Editor's note: The story has been updated to clarify a detail regarding compensation treatment under a higher tax rate.
NEW YORK (TheStreet) -- As bonus season approaches, Wall Street may time payouts to avoid a possible tax increase in the New Year.
"Bush-era" tax provisions that benefitted the wealthy are set to expire at the end of 2010. If Congress doesn't extend the favorable rates through next year, it could make a big difference whether employees at Wall Street behemoths like Goldman Sachs (GS), JPMorgan Chase (JPM), Morgan Stanley (MS), Bank of America (BAC), Citigroup (C) and the like earn their income by year-end.

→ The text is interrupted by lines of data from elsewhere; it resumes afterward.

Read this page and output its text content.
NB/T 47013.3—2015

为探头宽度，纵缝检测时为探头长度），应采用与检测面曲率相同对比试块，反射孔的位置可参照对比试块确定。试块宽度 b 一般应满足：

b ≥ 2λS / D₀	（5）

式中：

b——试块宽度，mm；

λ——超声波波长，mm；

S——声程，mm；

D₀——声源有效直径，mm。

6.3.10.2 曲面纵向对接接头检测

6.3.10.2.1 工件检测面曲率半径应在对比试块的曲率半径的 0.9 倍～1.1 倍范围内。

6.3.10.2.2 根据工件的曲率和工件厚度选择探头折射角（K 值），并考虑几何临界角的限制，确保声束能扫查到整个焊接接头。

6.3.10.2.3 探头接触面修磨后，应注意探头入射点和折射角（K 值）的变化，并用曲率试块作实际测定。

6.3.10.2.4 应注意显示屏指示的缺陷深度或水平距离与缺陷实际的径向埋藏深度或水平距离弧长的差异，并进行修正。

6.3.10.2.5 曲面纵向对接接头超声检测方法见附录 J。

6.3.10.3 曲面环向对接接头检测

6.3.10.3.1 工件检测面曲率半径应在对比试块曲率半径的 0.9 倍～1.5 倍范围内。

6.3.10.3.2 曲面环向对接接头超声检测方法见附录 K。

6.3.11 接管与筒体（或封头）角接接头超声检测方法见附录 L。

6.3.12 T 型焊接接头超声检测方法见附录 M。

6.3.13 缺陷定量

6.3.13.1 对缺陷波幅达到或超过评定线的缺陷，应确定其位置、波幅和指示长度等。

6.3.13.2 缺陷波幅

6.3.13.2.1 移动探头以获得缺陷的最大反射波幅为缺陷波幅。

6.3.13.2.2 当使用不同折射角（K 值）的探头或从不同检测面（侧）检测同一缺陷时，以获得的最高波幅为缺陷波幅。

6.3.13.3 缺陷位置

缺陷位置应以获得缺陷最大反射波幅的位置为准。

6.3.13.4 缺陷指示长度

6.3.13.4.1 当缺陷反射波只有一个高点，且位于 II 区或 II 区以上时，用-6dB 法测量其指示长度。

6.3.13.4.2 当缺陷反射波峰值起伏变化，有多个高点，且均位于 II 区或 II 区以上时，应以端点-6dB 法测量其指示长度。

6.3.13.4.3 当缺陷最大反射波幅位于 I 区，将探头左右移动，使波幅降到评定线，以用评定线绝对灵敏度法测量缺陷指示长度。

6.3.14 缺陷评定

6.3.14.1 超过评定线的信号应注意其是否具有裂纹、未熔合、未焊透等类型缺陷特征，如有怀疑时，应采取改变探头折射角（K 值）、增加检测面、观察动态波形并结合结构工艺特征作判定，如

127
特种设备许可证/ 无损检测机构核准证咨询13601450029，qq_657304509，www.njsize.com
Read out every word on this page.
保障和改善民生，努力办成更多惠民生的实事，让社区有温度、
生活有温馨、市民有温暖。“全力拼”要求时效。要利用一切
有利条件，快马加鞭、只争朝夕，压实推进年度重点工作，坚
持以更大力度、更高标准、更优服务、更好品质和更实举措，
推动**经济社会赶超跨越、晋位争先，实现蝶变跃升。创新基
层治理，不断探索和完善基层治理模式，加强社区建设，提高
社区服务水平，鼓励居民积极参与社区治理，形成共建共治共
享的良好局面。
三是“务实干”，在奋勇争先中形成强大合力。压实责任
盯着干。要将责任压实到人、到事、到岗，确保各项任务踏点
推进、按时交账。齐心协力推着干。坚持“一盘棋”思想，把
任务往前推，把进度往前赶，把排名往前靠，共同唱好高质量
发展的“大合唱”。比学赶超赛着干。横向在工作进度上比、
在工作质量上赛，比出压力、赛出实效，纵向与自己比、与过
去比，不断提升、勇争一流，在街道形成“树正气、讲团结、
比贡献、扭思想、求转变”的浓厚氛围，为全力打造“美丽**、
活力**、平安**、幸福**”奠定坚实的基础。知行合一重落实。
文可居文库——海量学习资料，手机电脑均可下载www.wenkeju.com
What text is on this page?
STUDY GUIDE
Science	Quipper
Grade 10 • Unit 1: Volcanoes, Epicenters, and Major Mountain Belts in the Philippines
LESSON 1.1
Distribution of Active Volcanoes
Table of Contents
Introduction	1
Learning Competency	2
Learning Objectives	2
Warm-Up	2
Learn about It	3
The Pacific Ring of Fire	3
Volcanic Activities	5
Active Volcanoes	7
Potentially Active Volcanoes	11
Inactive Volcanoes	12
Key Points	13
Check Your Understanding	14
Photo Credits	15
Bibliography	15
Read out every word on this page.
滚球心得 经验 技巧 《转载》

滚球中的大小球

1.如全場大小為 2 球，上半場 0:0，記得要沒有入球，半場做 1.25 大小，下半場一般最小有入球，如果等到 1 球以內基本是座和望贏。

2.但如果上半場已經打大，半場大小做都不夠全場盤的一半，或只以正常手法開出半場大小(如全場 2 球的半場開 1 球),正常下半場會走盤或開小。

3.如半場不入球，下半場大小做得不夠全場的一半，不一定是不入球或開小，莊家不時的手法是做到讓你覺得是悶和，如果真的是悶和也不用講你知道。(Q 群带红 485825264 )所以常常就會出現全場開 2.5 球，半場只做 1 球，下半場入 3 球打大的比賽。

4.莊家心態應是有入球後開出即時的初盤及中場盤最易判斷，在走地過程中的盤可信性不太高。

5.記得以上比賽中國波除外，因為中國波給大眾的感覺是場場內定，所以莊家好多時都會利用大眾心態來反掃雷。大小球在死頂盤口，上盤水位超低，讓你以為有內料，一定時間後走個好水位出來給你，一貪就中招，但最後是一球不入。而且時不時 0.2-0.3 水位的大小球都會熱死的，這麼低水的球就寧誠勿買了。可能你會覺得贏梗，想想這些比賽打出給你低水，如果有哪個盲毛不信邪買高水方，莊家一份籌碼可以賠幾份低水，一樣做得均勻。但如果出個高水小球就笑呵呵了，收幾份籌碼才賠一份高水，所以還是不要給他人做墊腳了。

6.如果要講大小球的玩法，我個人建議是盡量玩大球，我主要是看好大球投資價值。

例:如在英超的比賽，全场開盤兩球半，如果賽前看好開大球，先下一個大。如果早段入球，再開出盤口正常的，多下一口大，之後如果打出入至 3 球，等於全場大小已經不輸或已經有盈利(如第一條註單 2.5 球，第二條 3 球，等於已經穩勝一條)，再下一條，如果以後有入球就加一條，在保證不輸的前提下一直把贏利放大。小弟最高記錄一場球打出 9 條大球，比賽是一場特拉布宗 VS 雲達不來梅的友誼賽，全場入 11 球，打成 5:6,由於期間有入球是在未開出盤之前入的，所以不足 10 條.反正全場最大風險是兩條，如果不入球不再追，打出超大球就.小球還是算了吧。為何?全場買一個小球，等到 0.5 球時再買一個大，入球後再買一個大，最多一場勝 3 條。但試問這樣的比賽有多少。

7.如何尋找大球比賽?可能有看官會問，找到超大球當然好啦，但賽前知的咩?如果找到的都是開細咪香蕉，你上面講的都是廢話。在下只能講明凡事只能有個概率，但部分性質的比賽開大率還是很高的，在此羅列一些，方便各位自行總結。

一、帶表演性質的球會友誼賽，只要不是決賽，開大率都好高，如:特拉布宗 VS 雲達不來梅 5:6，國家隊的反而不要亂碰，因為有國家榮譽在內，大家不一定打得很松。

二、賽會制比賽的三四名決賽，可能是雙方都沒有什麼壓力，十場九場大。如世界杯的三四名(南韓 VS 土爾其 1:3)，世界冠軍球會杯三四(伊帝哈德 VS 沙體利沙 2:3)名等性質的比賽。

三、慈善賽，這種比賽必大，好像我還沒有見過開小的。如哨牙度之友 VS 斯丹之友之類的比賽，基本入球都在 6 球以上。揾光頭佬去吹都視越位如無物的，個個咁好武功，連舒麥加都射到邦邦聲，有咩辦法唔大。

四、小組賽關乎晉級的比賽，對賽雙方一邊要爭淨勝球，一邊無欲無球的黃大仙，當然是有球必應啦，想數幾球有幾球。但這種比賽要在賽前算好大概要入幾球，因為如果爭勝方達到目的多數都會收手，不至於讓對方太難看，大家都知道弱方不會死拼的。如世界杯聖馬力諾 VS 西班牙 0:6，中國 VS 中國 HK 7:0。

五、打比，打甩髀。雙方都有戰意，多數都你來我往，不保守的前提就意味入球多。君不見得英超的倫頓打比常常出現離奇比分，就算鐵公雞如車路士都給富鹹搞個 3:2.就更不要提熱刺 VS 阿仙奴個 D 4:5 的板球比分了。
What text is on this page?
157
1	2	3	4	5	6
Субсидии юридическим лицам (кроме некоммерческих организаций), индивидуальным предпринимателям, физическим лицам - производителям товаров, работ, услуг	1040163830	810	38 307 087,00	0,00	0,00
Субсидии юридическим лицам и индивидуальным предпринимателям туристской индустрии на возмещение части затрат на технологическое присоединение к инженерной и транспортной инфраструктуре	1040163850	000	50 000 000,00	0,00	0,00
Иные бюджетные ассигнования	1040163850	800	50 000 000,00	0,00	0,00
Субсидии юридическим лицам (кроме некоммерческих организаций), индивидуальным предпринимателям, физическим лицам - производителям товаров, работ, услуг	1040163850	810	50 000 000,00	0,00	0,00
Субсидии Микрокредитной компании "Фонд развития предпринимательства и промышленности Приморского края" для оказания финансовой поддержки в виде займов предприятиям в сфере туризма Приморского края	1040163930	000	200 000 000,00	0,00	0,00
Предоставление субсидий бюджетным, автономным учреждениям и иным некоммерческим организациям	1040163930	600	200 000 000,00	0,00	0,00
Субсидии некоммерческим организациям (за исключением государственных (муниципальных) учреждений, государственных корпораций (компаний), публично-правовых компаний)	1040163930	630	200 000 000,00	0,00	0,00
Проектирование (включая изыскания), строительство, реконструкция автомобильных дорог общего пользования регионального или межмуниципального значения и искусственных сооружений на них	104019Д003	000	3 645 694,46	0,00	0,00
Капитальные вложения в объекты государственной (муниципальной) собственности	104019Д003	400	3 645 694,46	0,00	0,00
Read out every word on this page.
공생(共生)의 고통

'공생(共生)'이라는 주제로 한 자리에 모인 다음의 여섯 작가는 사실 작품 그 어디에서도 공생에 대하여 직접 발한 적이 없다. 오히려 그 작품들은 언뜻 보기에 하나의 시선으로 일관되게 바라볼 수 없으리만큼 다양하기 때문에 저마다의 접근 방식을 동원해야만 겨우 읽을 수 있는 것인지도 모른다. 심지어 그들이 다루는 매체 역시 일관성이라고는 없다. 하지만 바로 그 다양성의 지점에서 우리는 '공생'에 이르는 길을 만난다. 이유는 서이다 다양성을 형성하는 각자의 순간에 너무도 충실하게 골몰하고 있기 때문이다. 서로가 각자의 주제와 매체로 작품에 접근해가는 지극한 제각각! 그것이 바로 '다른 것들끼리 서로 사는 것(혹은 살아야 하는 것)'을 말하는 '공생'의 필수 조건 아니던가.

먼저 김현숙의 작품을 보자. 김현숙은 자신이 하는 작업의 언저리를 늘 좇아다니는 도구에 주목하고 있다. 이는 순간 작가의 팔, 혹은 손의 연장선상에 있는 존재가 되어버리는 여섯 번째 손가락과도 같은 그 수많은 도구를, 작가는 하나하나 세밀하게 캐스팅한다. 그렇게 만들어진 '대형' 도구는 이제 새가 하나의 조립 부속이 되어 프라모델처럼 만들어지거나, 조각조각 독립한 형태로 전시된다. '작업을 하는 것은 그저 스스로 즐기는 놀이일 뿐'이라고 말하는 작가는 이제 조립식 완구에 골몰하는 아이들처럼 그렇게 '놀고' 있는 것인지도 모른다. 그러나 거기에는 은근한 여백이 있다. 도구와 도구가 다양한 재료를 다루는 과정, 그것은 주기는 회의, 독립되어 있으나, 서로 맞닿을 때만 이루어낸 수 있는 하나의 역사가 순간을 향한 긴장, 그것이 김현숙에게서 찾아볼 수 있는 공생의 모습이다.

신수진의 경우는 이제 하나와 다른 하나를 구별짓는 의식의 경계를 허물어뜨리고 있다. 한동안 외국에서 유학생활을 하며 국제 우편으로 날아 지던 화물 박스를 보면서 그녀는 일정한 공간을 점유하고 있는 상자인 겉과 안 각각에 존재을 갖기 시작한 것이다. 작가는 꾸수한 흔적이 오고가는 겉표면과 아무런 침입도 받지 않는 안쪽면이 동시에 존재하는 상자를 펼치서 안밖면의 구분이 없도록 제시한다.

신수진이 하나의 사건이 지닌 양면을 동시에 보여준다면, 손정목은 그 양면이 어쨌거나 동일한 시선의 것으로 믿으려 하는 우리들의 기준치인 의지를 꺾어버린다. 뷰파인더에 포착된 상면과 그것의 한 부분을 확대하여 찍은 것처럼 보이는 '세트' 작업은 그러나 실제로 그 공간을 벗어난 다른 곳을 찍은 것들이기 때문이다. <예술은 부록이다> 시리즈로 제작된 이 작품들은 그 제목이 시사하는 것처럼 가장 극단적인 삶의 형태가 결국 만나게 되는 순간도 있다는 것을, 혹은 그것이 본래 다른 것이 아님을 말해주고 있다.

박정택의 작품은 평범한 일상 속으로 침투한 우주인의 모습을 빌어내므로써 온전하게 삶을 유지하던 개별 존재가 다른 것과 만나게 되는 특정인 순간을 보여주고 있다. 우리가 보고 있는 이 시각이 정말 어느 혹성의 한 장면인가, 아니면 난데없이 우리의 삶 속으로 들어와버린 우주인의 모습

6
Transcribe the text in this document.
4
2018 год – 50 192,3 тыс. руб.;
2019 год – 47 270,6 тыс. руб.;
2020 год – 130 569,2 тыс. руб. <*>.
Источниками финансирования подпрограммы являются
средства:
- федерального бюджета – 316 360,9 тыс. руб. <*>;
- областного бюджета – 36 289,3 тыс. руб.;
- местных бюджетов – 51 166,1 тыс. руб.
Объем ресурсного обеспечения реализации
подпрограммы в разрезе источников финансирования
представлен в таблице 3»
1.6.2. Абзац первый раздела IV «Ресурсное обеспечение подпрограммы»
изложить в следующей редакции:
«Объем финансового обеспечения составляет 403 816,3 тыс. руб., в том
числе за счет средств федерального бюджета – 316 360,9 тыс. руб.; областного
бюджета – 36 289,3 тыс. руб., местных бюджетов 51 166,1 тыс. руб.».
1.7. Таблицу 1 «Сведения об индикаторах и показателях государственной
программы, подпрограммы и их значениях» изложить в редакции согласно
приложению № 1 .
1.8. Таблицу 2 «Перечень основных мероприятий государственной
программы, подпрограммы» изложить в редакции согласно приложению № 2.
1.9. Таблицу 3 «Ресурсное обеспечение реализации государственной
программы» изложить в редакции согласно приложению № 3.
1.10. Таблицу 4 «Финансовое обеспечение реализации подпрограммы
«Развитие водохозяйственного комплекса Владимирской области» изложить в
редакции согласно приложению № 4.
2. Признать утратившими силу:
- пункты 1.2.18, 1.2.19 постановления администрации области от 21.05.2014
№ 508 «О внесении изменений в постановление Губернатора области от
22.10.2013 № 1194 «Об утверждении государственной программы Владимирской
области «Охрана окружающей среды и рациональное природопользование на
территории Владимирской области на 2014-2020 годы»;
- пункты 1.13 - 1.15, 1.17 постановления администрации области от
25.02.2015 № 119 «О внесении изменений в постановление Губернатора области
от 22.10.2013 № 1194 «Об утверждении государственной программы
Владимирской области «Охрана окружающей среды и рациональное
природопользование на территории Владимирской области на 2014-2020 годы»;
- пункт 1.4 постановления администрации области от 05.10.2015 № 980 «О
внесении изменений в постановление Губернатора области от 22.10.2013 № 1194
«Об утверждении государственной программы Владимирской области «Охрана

Some big banks pay bonuses before year-end, while others delay the holiday gift til early January. However, the sunset of a Bush-era tax break may cause them to award compensation in 2010. "Executives are thinking about deferred compensation choices -- deferring bonuses and income, which they can choose to do," says Greg Rosica, a tax partner at Ernst & Young. "People who have stock options are considering the strategy with that. At companies paying out bonuses, early January vs. December can be a very different tax situation for the recipients."The Obama administration and most of its Democratic peers in Congress favor an approach that would extend tax cuts for the middle-class, but allow rates to rise for top earners. That would mean any individual earning more than $200,000 a year or any family earning more than $250,000 a year will pay a rate of nearly 40% in 2011, rather than the current 35%. For someone earning $500,000 - the average compensation of a Goldman Sachs employee last year - that's at least at least a $150,000 tax hit on income alone, not including deductions or other potential tax hikes on the horizon. For executives and star traders who earn millions of dollars a year, the hike has an even greater impact. Additonally, a Mercer study performed for TheStreet shows that top banks shifted more compensation into "long-term" incentives like options and restricted stock. It was a move that came at the urging of corporate-governance experts and mirrored what the Obama administration's pay czar, Kenneth Feinberg, was pushing large financial firms like American International Group (AIG) to do. Yet tax rates on capital gains from cashing in those types of compensation stand to more than double for top earners. If and when the tax policies implemented by President Bush expire, cap-gains rates will move from 15% to the taxpayer's current income tax rate - in other words, potentially 39.6% in 2011, and 40.5% in the coming years. Wall Street has shown that it's willing to shift pay-out dates to benefit its employees: Merrill Lynch management decided to dole out billions of dollars in bonuses at the end of 2008, days before the troubled investment bank collapsed into Bank of America's arms. So, perhaps bankers and traders may get at least one last year of relatively low tax rates if bank managers decide to pay bonuses in 2010.